If in Gabon the crops grow and people can thrive, poachers will have a harder time getting local support for their activities. “We love elephants,” said Esperance Mbamba, one of the Lopé villagers. “We just want to love them at a distance.”
Gabon’s President, Ali Bongo, is a key supporter of the Giants Club and the fence project — which is being funded by his government and managed by the country’s national park’s agency, with Giants Club’s experts providing technical and logistical support. Mr Bongo, who is awaiting the results of this weekend’s presidential election, said: “Here in Gabon we are lucky to live amid some of the most beautiful forests on the planet and to share our country with one of the world’s most special creatures: the forest elephant. Yet in Gabon we also have some of the hardest-working farmers who help produce the food for our tables.
“This fence is an important step in protecting their livelihoods, while also helping protect our elephants from leaving their natural habitats. I would like to thank the Giants Club for the assistance they are providing our parks service in delivering this project for the Gabonese people.”
The electrified wire will protect land on which the villagers plant crops. The barrier will be equipped with cameras to monitor how the elephants react and ensure the measure is effective.
“This will be crucial in minimising human-wildlife conflict,” said Professor Lee White, director of the parks agency. “If we protect people’s livelihoods, they will be more likely to want to help us preserve the national park.”

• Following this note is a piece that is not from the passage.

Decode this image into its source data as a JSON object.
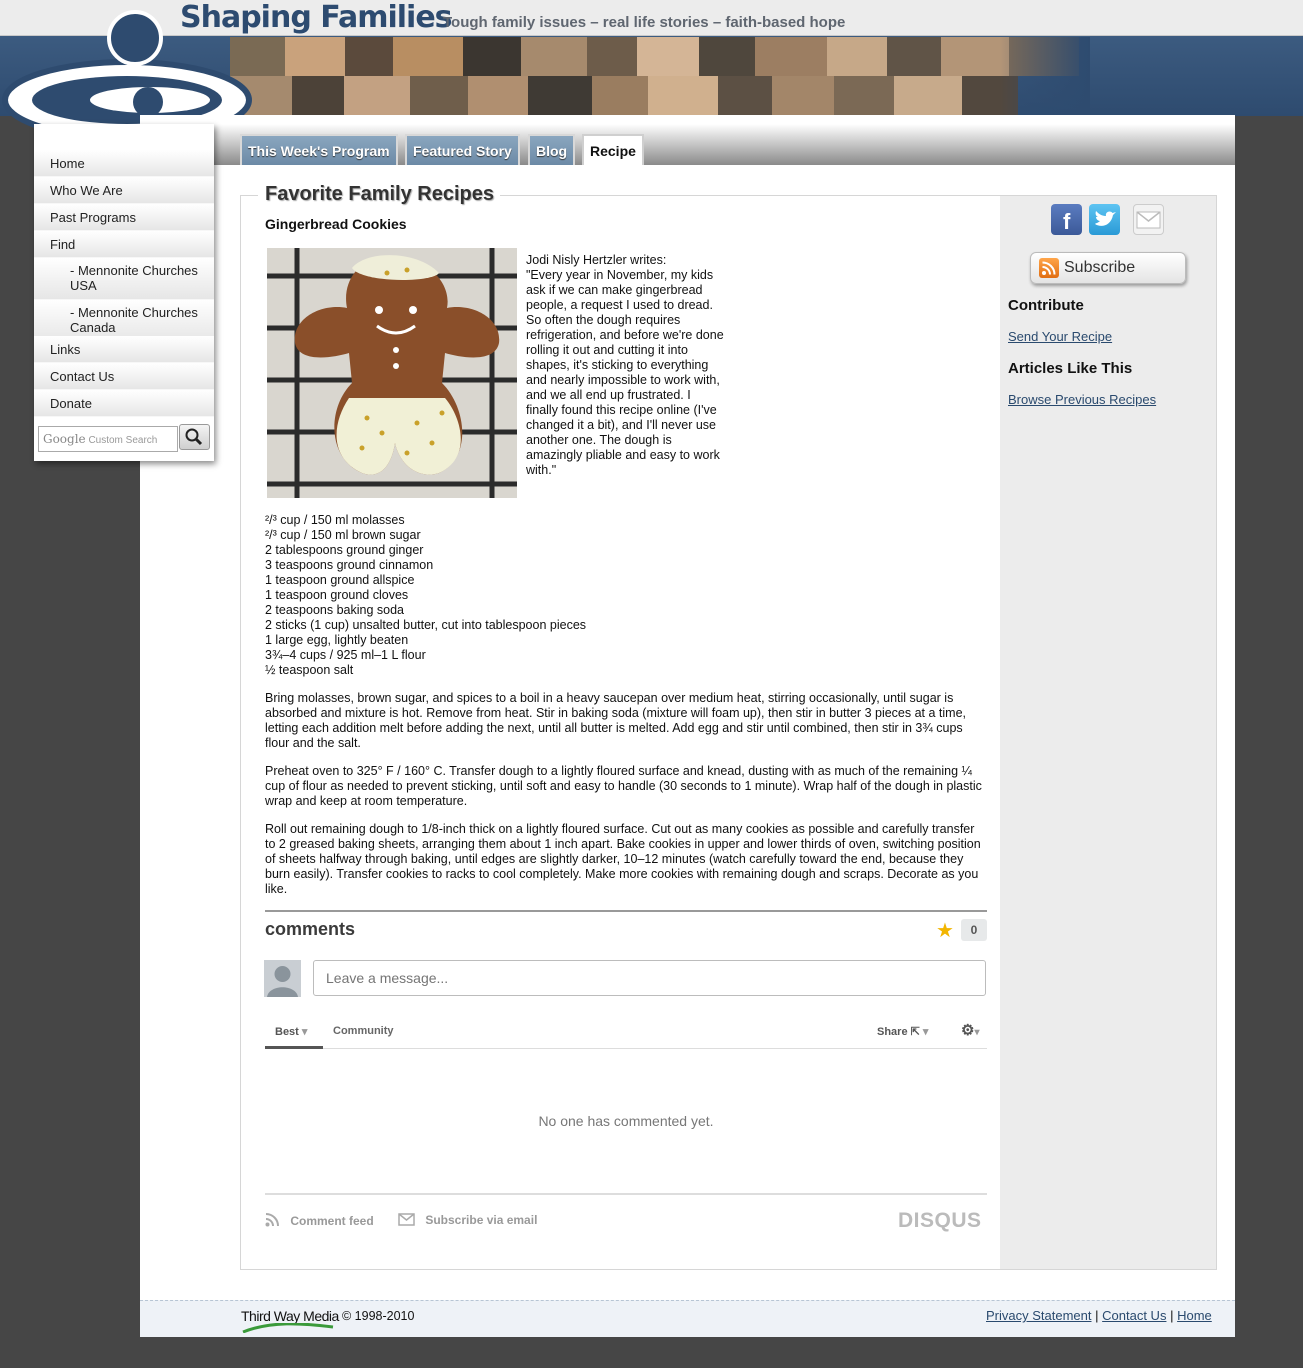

The Giants Club is a pan-African conservation initiative uniting Gabon, Kenya, Uganda and Botswana. Its patron is Evening Standard proprietor Evgeny Lebedev. In recent months it has started to fulfil its commitment to help stop poachers and ensure elephants and their habitats thrive.
It follows the summit held in Kenya in April, hosted by the country’s president, Uhuru Kenyatta, which generated pledges of $5 million and coincided with the country burning the entirety of its ivory stocks.
The summit and burn generated a focus on the plight of the African elephant which reached a global media audience of 853 million people. In Kenya in June, construction started on the 163km Laikipia electric fence, supported by the Leopardess Foundation and the British Army.
In Botswana, the Giants Club is working with the local Tlhokomela Trust to increase the penalties for poaching, while Uganda is about to unveil a new set of judicial guidelines developed with the club’s legal chief to increase conviction rates for wildlife crime.
Plans are being made to stage the next Giants Club event next year. The club is working with the Ugandan government to develop an investment scheme for its protected conservation areas, and a global forum will take place in Uganda in the spring.
“It is quite unprecedented to see action being taken so quickly,” said Max Graham, chief executive of Space for Giants, the implementation charity of the Giants Club. “But we have to act fast and deliver on the summit’s pledges immediately if the elephants are to be saved, and the landscapes they depend on protected.”